Awning maintenance announced this morning that it recently closed a $ 15 million Series A. The startup sells software to fintechs and others, allowing clients to create loan programs and manage the resulting products.
The company raised a funding round of $ 3.5 million in 2020. Canaan led its Series A, with participation from Homebrew, Foundation and BoxGroup, among others. By Canopy, its valuation has been multiplied by 5 from its round of funding to its series A.
The company has raised $ 18.5 million to date.
So far, this looks like any other article announcing a new round of seed funding, starting with an array of information regarding the cycle and who was involved in the deal. Next, we’ll likely note the competitors, growth, and what investors in the business in question have to say about their recent purchase. This morning, however, I want to talk a little bit about the future of fintech and how the financial tech stack of the future can be built.
TechCrunch spoke with Canopy CEO Matt Bivons Last week. He has an interesting vision of the direction fintech is taking. Let’s discuss it and work on what Canopy is doing.
As with many startups, Canopy was designed to scratch the itchy rash. Bivons had encountered problems with servicing loans in previous jobs. He then founded a startup that aimed to create a student credit card. But after working on this project, Bivons and his co-founder Will Hanson pivoted the company towards B2B-focused construction loan service technology.
Behind this decision, a market study undertaken by the Canopy team revealed that a large number of fintech startups wanted to enter the credit market. It makes sense; credit products can offer a much more attractive savings to fintech startups than, for example, checking and savings accounts. Knowing that the loan department was a burden and a half to manage, Canopy decided to focus on it.

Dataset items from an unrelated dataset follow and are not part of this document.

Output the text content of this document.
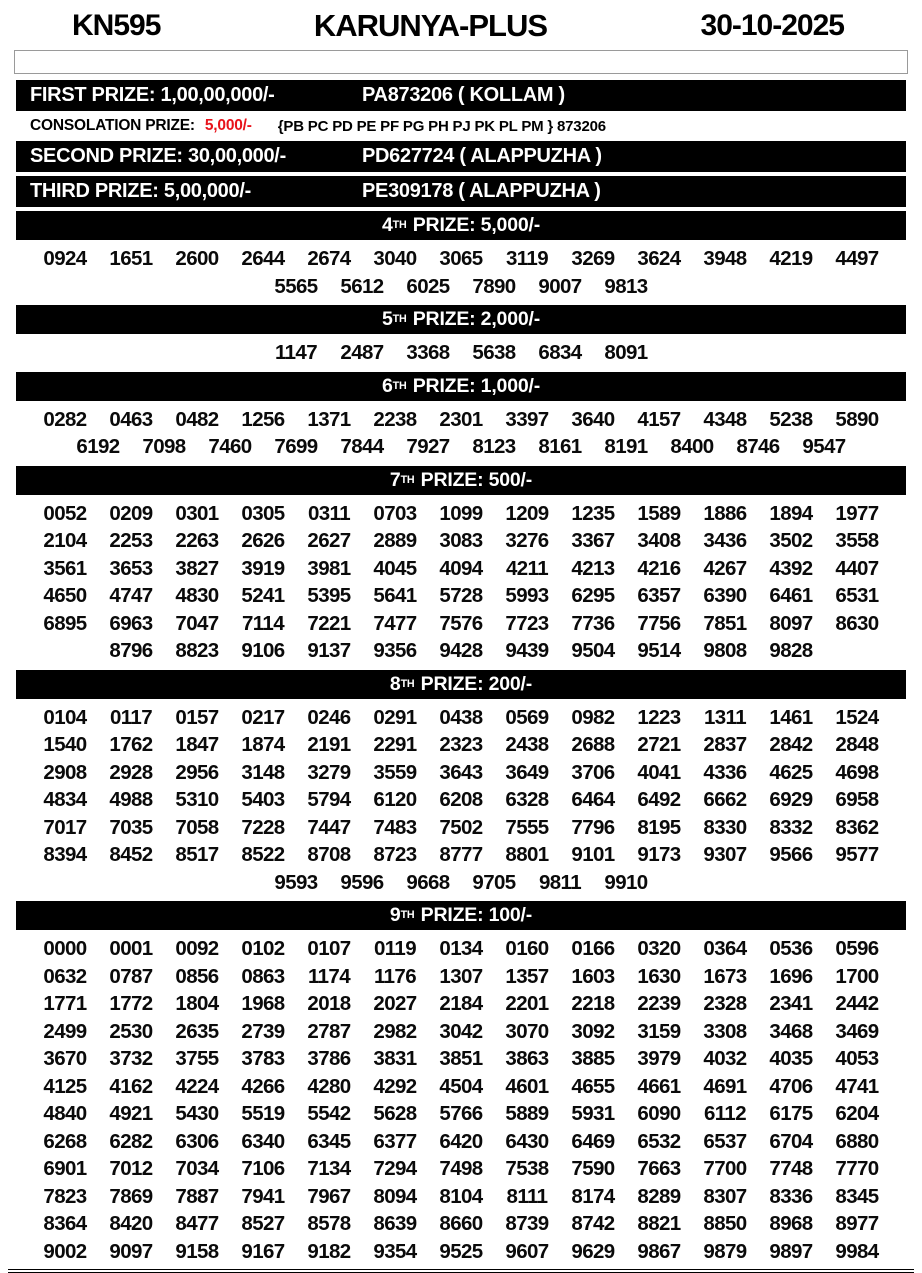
KN595	KARUNYA-PLUS	30-10-2025
FIRST PRIZE: 1,00,00,000/-	PA873206 ( KOLLAM )
CONSOLATION PRIZE: 5,000/- {PB PC PD PE PF PG PH PJ PK PL PM } 873206
SECOND PRIZE: 30,00,000/-	PD627724 ( ALAPPUZHA )
THIRD PRIZE: 5,00,000/-	PE309178 ( ALAPPUZHA )
4 TH PRIZE: 5,000/-
0924	1651	2600	2644	2674	3040	3065	3119	3269	3624	3948	4219	4497
5565	5612	6025	7890	9007	9813
5 TH PRIZE: 2,000/-
1147	2487	3368	5638	6834	8091
6 TH PRIZE: 1,000/-
0282	0463	0482	1256	1371	2238	2301	3397	3640	4157	4348	5238	5890
6192	7098	7460	7699	7844	7927	8123	8161	8191	8400	8746	9547
7 TH PRIZE: 500/-
0052	0209	0301	0305	0311	0703	1099	1209	1235	1589	1886	1894	1977
2104	2253	2263	2626	2627	2889	3083	3276	3367	3408	3436	3502	3558
3561	3653	3827	3919	3981	4045	4094	4211	4213	4216	4267	4392	4407
4650	4747	4830	5241	5395	5641	5728	5993	6295	6357	6390	6461	6531
6895	6963	7047	7114	7221	7477	7576	7723	7736	7756	7851	8097	8630
8796	8823	9106	9137	9356	9428	9439	9504	9514	9808	9828
8 TH PRIZE: 200/-
0104	0117	0157	0217	0246	0291	0438	0569	0982	1223	1311	1461	1524
1540	1762	1847	1874	2191	2291	2323	2438	2688	2721	2837	2842	2848
2908	2928	2956	3148	3279	3559	3643	3649	3706	4041	4336	4625	4698
4834	4988	5310	5403	5794	6120	6208	6328	6464	6492	6662	6929	6958
7017	7035	7058	7228	7447	7483	7502	7555	7796	8195	8330	8332	8362
8394	8452	8517	8522	8708	8723	8777	8801	9101	9173	9307	9566	9577
9593	9596	9668	9705	9811	9910
9 TH PRIZE: 100/-
0000	0001	0092	0102	0107	0119	0134	0160	0166	0320	0364	0536	0596
0632	0787	0856	0863	1174	1176	1307	1357	1603	1630	1673	1696	1700
1771	1772	1804	1968	2018	2027	2184	2201	2218	2239	2328	2341	2442
2499	2530	2635	2739	2787	2982	3042	3070	3092	3159	3308	3468	3469
3670	3732	3755	3783	3786	3831	3851	3863	3885	3979	4032	4035	4053
4125	4162	4224	4266	4280	4292	4504	4601	4655	4661	4691	4706	4741
4840	4921	5430	5519	5542	5628	5766	5889	5931	6090	6112	6175	6204
6268	6282	6306	6340	6345	6377	6420	6430	6469	6532	6537	6704	6880
6901	7012	7034	7106	7134	7294	7498	7538	7590	7663	7700	7748	7770
7823	7869	7887	7941	7967	8094	8104	8111	8174	8289	8307	8336	8345
8364	8420	8477	8527	8578	8639	8660	8739	8742	8821	8850	8968	8977
9002	9097	9158	9167	9182	9354	9525	9607	9629	9867	9879	9897	9984
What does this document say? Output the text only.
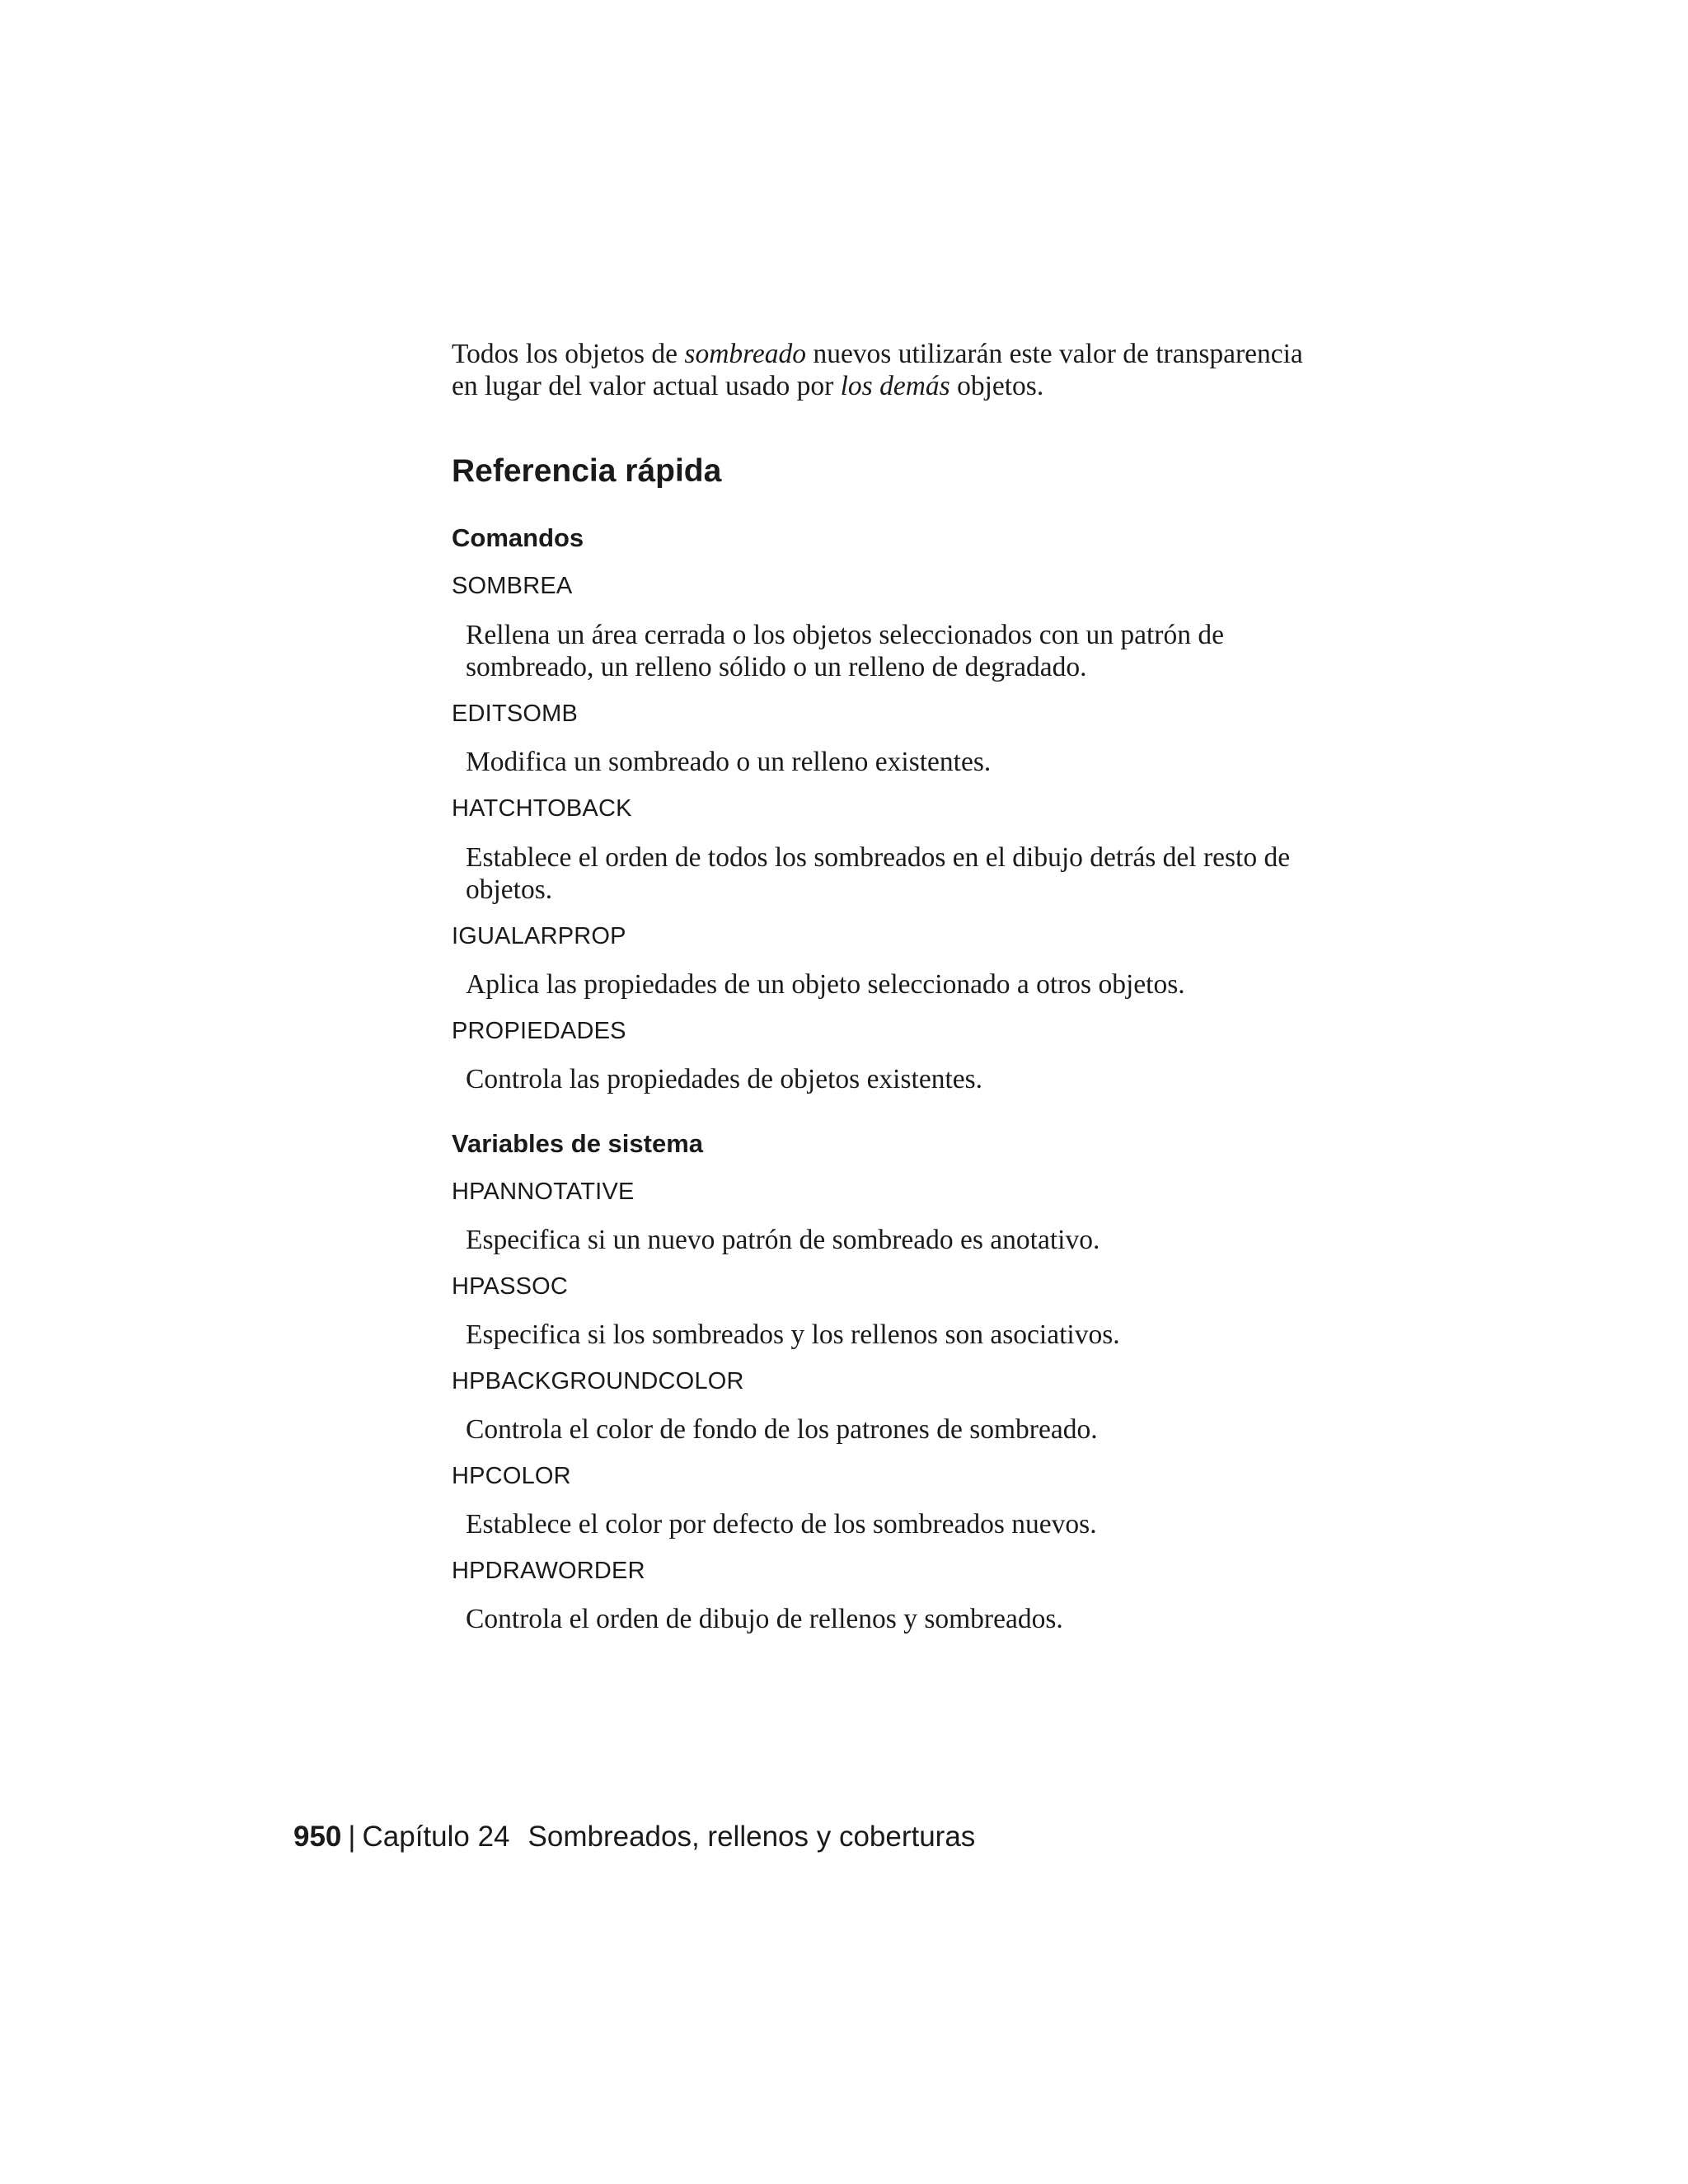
Todos los objetos de sombreado nuevos utilizarán este valor de transparencia en lugar del valor actual usado por los demás objetos.

Referencia rápida
Comandos
SOMBREA
Rellena un área cerrada o los objetos seleccionados con un patrón de sombreado, un relleno sólido o un relleno de degradado.
EDITSOMB
Modifica un sombreado o un relleno existentes.
HATCHTOBACK
Establece el orden de todos los sombreados en el dibujo detrás del resto de objetos.
IGUALARPROP
Aplica las propiedades de un objeto seleccionado a otros objetos.
PROPIEDADES
Controla las propiedades de objetos existentes.
Variables de sistema
HPANNOTATIVE
Especifica si un nuevo patrón de sombreado es anotativo.
HPASSOC
Especifica si los sombreados y los rellenos son asociativos.
HPBACKGROUNDCOLOR
Controla el color de fondo de los patrones de sombreado.
HPCOLOR
Establece el color por defecto de los sombreados nuevos.
HPDRAWORDER
Controla el orden de dibujo de rellenos y sombreados.
950 | Capítulo 24 Sombreados, rellenos y coberturas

Bivons designed Canopy as a modern loan servicing API that can be used to create and manage loans at any point in their lifecycle. He noted that what the startup is doing is akin to what several fintech companies have done, which is to take a part of the fintech world and improve it for developers.
This is where Bivons’ vision for the future of fintech products comes in. According to the CEO, going forward, companies won’t buy a monolithic financial tech stack. Instead, he believes, they’ll buy the best API for every slice of the fintech world they need to implement. This is important because we could say that Canopy is targeting too small a product space. Not that its market isn’t big – debt and servicing are huge issues – but seeing a company find a niche to focus on makes more sense when its executives expect targeted fintech products to win. on large sets of services.
Bivons added that much of the focus on fintech over the past five years has been on throughput, citing Chime, Step and Greenlight as examples. The next decade, he said, will focus on credit products. That would be good news for Canopy.
Critically, and for financial nerds, Bivons told TechCrunch that its loan management technology does not require the company to take credit risk and that it has gross margins of around 90%. I never trust a number that is too round, but the number indicates that what Canopy has built could turn into an attractive business.
Today, Canopy is traditional SaaS, although Bivons has said it wants to move towards on-time usage-based pricing. Its service costs about 50 cents per account per month, or about $ 6 per year in its current form. Today, around 40% of Canopy’s customers are A-scale startups, although Bivons noted that it is moving up the customer size chart over time.
The resulting growth is impressive. Canopy’s customer base increased 4.5 times from February to May 2021. Of course, Canopy is a young company, so their overall customer base couldn’t have been massive at the start of the year. Still, it’s the kind of growth that makes investors sit back and pay attention, which makes the Canopy Series A somewhat surprising.
Fintech growth doesn’t appear to be slowing down much, which means the market for what Canopy sells is set to expand. Provided his view that the best, more unique fintech products will beat bigger stacks in the market, he could have an interesting trajectory ahead of him. And now that he’s picked up his Serie A, we can start to annoy him with more concrete questions about his growth from now on.